II. Les Perspectives Économiques :

  1. Récupération Post-Pandémique : Certaines économies pourraient continuer à se rétablir des effets de la pandémie de COVID-19, avec une reprise des secteurs comme le tourisme et l’hôtellerie.
  2. Innovation et Technologie : La croissance dans les secteurs de la technologie, de l’IA, et des énergies renouvelables pourrait continuer à stimuler l’économie. En effet, la Transition Énergétique et Durabilité orientent de plus en plus les investissements dans les énergies renouvelables et les initiatives de durabilité ceci pourrait ouvrir de nouvelles opportunités économiques.
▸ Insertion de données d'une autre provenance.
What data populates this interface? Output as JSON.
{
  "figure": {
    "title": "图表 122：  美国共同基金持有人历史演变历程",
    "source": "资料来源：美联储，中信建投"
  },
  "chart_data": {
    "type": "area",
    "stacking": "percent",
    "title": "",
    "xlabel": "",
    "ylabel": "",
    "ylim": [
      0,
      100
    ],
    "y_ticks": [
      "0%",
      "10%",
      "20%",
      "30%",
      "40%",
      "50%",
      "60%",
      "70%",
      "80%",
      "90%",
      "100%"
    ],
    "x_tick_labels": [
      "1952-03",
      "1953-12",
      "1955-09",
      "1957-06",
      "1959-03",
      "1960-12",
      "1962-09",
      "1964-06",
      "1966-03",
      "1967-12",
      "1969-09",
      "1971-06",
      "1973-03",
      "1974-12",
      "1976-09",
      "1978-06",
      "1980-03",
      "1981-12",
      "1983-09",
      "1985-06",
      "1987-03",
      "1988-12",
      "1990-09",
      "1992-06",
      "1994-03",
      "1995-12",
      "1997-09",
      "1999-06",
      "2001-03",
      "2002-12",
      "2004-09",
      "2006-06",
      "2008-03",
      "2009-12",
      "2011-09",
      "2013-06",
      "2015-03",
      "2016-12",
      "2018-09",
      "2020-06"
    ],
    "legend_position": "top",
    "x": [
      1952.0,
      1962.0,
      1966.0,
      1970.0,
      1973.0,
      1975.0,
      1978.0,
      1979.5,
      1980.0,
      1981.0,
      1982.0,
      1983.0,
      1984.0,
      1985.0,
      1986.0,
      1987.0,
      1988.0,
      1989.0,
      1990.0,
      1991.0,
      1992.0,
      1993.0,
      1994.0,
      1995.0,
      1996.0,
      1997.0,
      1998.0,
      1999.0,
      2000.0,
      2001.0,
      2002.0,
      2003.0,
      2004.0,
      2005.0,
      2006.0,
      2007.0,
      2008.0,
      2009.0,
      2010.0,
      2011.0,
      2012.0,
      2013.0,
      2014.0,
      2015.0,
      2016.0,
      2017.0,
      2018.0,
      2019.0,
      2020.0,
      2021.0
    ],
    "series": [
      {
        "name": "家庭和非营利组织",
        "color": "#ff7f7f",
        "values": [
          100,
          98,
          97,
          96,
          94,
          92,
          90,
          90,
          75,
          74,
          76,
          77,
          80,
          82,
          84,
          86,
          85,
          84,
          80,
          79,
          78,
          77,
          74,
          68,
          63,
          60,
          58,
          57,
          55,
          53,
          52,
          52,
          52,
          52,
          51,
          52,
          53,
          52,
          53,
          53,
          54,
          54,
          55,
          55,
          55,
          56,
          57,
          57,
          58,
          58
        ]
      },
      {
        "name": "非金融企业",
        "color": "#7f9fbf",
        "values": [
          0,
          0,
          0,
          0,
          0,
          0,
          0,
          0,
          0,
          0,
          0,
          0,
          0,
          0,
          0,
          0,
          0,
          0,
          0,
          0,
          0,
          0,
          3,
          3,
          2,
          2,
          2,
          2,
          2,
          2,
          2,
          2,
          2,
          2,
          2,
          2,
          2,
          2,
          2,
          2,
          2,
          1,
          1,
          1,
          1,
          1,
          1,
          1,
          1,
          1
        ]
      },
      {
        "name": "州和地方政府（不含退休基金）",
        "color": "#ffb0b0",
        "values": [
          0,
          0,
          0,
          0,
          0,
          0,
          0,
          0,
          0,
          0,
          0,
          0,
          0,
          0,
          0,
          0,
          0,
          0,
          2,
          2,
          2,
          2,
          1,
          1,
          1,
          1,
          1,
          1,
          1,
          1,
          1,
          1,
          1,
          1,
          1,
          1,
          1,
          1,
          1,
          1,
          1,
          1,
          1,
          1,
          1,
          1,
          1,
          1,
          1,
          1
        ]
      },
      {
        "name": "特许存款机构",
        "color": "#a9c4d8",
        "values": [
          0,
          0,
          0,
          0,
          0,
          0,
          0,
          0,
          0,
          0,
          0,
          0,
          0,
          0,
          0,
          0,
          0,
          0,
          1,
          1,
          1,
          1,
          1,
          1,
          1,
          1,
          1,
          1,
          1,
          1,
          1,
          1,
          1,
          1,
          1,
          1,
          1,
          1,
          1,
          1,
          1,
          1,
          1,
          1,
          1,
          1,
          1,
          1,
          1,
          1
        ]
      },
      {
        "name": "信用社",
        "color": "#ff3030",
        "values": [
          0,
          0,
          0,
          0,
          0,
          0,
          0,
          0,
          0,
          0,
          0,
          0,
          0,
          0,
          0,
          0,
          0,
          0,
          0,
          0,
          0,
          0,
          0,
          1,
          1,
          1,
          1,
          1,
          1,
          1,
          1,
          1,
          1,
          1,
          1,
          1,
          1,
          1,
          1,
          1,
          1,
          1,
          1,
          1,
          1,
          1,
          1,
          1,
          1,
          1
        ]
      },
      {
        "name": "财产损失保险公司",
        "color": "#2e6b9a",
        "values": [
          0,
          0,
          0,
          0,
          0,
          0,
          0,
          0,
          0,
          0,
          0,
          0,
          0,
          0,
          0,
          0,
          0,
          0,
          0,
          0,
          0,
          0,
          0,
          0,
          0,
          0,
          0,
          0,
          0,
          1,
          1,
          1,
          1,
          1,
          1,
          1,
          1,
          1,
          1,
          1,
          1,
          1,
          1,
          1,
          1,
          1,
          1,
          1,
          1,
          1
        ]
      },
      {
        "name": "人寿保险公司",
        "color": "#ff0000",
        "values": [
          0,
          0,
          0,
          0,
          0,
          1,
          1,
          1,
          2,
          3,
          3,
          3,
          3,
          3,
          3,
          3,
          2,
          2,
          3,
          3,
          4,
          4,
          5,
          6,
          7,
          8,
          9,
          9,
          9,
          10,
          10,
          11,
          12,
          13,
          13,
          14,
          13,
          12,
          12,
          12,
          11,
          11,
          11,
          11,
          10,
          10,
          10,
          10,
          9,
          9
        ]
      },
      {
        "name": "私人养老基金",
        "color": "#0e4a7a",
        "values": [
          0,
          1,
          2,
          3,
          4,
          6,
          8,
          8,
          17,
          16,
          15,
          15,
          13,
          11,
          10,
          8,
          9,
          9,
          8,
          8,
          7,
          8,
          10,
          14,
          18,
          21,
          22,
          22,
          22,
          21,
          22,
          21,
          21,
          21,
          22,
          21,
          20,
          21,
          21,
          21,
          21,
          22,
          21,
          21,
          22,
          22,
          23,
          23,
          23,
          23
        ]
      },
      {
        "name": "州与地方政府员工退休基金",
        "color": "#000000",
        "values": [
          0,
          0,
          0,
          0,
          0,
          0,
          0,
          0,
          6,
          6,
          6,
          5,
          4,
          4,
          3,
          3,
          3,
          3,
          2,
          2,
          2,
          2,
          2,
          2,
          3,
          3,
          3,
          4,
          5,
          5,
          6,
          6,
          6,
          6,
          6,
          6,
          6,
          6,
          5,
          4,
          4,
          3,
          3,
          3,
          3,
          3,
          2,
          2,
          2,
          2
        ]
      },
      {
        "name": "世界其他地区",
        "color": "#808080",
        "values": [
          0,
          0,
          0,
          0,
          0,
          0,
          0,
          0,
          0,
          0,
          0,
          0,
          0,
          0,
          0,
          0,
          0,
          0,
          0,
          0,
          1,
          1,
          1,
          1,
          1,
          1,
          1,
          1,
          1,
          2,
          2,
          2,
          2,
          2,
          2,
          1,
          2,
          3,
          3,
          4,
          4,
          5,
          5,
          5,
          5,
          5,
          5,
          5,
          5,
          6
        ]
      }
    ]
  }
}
  3. Développement des Infrastructures : Les investissements dans les infrastructures, particulièrement dans les économies émergentes, peuvent stimuler la croissance économique. Dans les économies développées également, rappelons ici les budgets votés par le gouvernement Biden aux USA sur : $1.2 Trillions pour le Bipartisan Infrastructure Law (BIL) ; $400 Billions pour l’Inflation Reduction Act (IRA) ; et $280 Billions Chips and Science Act (CSA). Les gouvernements pourraient continuer à mettre en œuvre des politiques pour soutenir l’économie, notamment en matière d’emploi et d’investissement dans des secteurs clés (transition énergétique, IA, etc).
  4. Des liquidités de près de 6000 milliards de dollars sur le marché monétaire : Alors que la Fed change de cap très progressivement, la hausse des rendements a attiré les liquidités vers les marchés monétaires et autres instruments à court terme (en général inférieur à un an). Ainsi, de nombreux investisseurs ont choisi de se réfugier dans ces véhicules ultra-sûrs en attendant de voir comment la Fed allait gérer l’inflation. Le total des actifs des fonds monétaires a atteint un record de 5900 milliards de dollars le 6 décembre (données de l’Investment Company Institute). Attention, néanmoins, toutes les liquidités des fonds du marché monétaire ne sont pas forcément disponibles pour être investies dans des actions et des obligations. Une partie est détenue par des institutions qui en ont besoin à des fins de trésorerie (Peter Crane, président de Crane Data).
  5. Sur les marchés actions américaines, les « 7 magnificents » ont « drivé » (mener) le marché vers ses plus hauts en 2023 : Leur capitalisation totale d’environ 10000 milliards de USD nous mettra dans l’obligation de suivre ces valeurs que sont Nvidia, Microsoft, Apple, Amazon, Alphabet, Meta et Tesla et leurs corolaires : ventes d’Iphones, guerre des prix des véhicules électriques, les avancés de l’IA, etc. Ces sociétés génèrent des montagnes de trésorerie et grâce à leurs stratégies d’innovation possèdent plusieurs moteurs de croissance.

La manière dont ces facteurs interagiront définira le paysage économique et financier de l’année 2024.